Statement made to French foreign minister comes as Israeli and Palestinian negotiators said set to reconvene in coming days

Palestinian Authority President Mahmoud Abbas (left), and Prime Minister Benjamin Netanyahu meet at a peace conference in Washington, DC, on September 2, 2010. (Moshe Milner/GPO/Flash90)
Palestinian Authority President Mahmoud Abbas (left), and Prime Minister Benjamin Netanyahu meet at a peace conference in Washington, DC, on September 2, 2010. (Moshe Milner/GPO/Flash90)

Palestinian Authority President Mahmoud Abbas on Saturday said he would be willing to hold direct talks with Prime Minister Benjamin Netanyahu, ending a long period in which the two leaders have stayed away from each other.

Speaking at a joint press conference with French Foreign Minister Laurent Fabius, Abbas said that “there is nothing that prevents a meeting with Netanyahu when the time comes for that and there is a need to meet.”

His statement came ahead of another round of lower-level negotiations, thought set to take place sometime in the coming week.

Israeli and Palestinian negotiators resumed direct peace talks in Washington on July 31 after a nearly three-year deadlock. The parties, led by Justice Minister Tzipi Livni and Palestinian negotiator Saeb Erekat, have met a handful of times, mostly in private, in the past month.

While the precise date of the upcoming meeting between Israeli and Palestinian envoys has not been formally announced, Jordanian Foreign Minister Nasser Judeh said Saturday that he expected them to take place in the coming days.

According to anonymous Palestinian sources cited by AFP, the talks will take place early this week in the West Bank city of Jericho.

Netanyahu and Abbas have not held a face-to-face meeting since a visit to Washington in 2010, at the tail end of a 10-month Israeli moratorium on new construction in the West Bank.

Ahead of a visit with Livni on Sunday, the French foreign minister encouraged both sides to make inroads in the upcoming round of negotiations, saying a peace agreement would be a “thunderbolt” for a war-stricken Middle East.

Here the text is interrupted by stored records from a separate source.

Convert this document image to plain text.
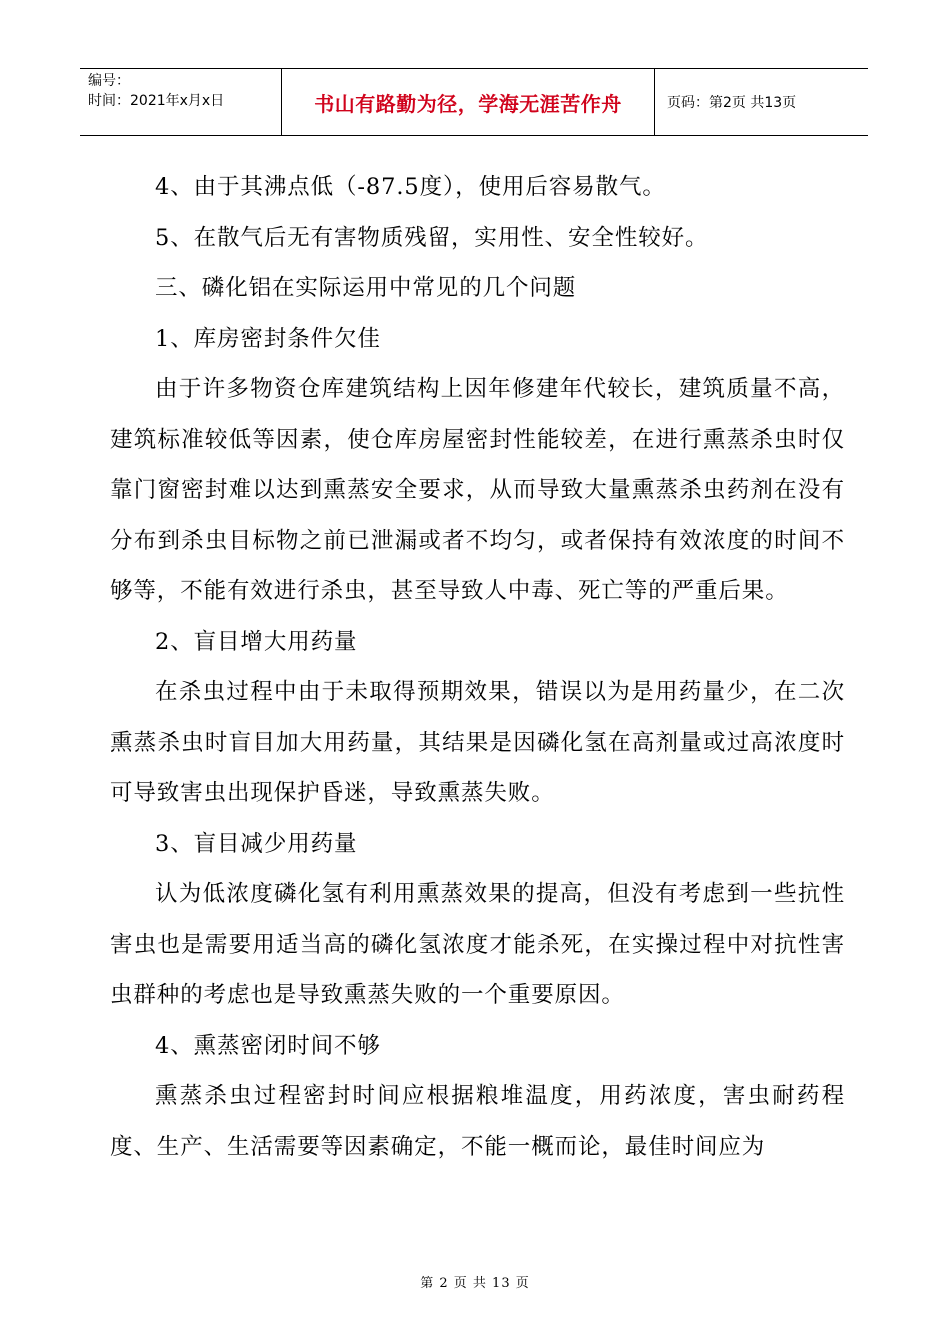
编号：
时间：2021年x月x日	书山有路勤为径，学海无涯苦作舟	页码：第2页 共13页

4、由于其沸点低（-87.5度），使用后容易散气。

5、在散气后无有害物质残留，实用性、安全性较好。

三、磷化铝在实际运用中常见的几个问题

1、库房密封条件欠佳

由于许多物资仓库建筑结构上因年修建年代较长，建筑质量不高，建筑标准较低等因素，使仓库房屋密封性能较差，在进行熏蒸杀虫时仅靠门窗密封难以达到熏蒸安全要求，从而导致大量熏蒸杀虫药剂在没有分布到杀虫目标物之前已泄漏或者不均匀，或者保持有效浓度的时间不够等，不能有效进行杀虫，甚至导致人中毒、死亡等的严重后果。

2、盲目增大用药量

在杀虫过程中由于未取得预期效果，错误以为是用药量少，在二次熏蒸杀虫时盲目加大用药量，其结果是因磷化氢在高剂量或过高浓度时可导致害虫出现保护昏迷，导致熏蒸失败。

3、盲目减少用药量

认为低浓度磷化氢有利用熏蒸效果的提高，但没有考虑到一些抗性害虫也是需要用适当高的磷化氢浓度才能杀死，在实操过程中对抗性害虫群种的考虑也是导致熏蒸失败的一个重要原因。

4、熏蒸密闭时间不够

熏蒸杀虫过程密封时间应根据粮堆温度，用药浓度，害虫耐药程度、生产、生活需要等因素确定，不能一概而论，最佳时间应为

第 2 页 共 13 页
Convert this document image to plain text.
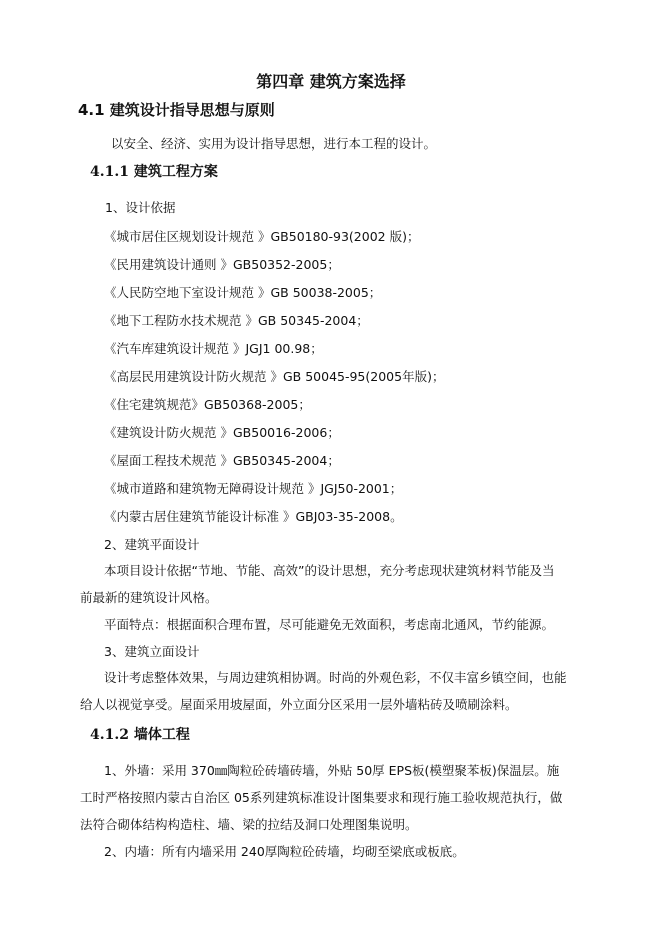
第四章 建筑方案选择
4.1 建筑设计指导思想与原则
以安全、经济、实用为设计指导思想，进行本工程的设计。
4.1.1 建筑工程方案
1、设计依据
《城市居住区规划设计规范 》GB50180-93(2002 版)；
《民用建筑设计通则 》GB50352-2005；
《人民防空地下室设计规范 》GB 50038-2005；
《地下工程防水技术规范 》GB 50345-2004；
《汽车库建筑设计规范 》JGJ1 00.98；
《高层民用建筑设计防火规范 》GB 50045-95(2005年版)；
《住宅建筑规范》GB50368-2005；
《建筑设计防火规范 》GB50016-2006；
《屋面工程技术规范 》GB50345-2004；
《城市道路和建筑物无障碍设计规范 》JGJ50-2001；
《内蒙古居住建筑节能设计标准 》GBJ03-35-2008。
2、建筑平面设计
本项目设计依据“节地、节能、高效”的设计思想，充分考虑现状建筑材料节能及当
前最新的建筑设计风格。
平面特点：根据面积合理布置，尽可能避免无效面积，考虑南北通风，节约能源。
3、建筑立面设计
设计考虑整体效果，与周边建筑相协调。时尚的外观色彩，不仅丰富乡镇空间，也能
给人以视觉享受。屋面采用坡屋面，外立面分区采用一层外墙粘砖及喷刷涂料。
4.1.2 墙体工程
1、外墙：采用 370㎜陶粒砼砖墙砖墙，外贴 50厚 EPS板(模塑聚苯板)保温层。施
工时严格按照内蒙古自治区 05系列建筑标准设计图集要求和现行施工验收规范执行，做
法符合砌体结构构造柱、墙、梁的拉结及洞口处理图集说明。
2、内墙：所有内墙采用 240厚陶粒砼砖墙，均砌至梁底或板底。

“It is very important to move forward with negotiations because this will be great for peace and stability in the region,” he said.

“Even if we speak of other neighboring countries — the dramatic conflict in Syria, Lebanon, Egypt — the fact remains that the Israeli-Palestinian issue is one of the issues, perhaps the central one, for the region,” Fabius remarked.

Abbas earlier this week told left-wing Meretz party MKs that he had notified Netanyahu several times of his willingness to hold a tête-à-tête but never received an affirmative answer.

Netanyahu made a similar comment in late June, telling the Washington Post that “if [US] Secretary [of State John] Kerry, whose efforts we support, were to pitch a tent halfway between [Jerusalem] and Ramallah — that’s 15 minutes away driving time — I’m in it, I’m in the tent. And I’m committed to stay in the tent and negotiate for as long as it takes to work out a solution of peace and security between us and the Palestinians.”

The Prime Minister’s Office made no remark in response to Abbas’s statement.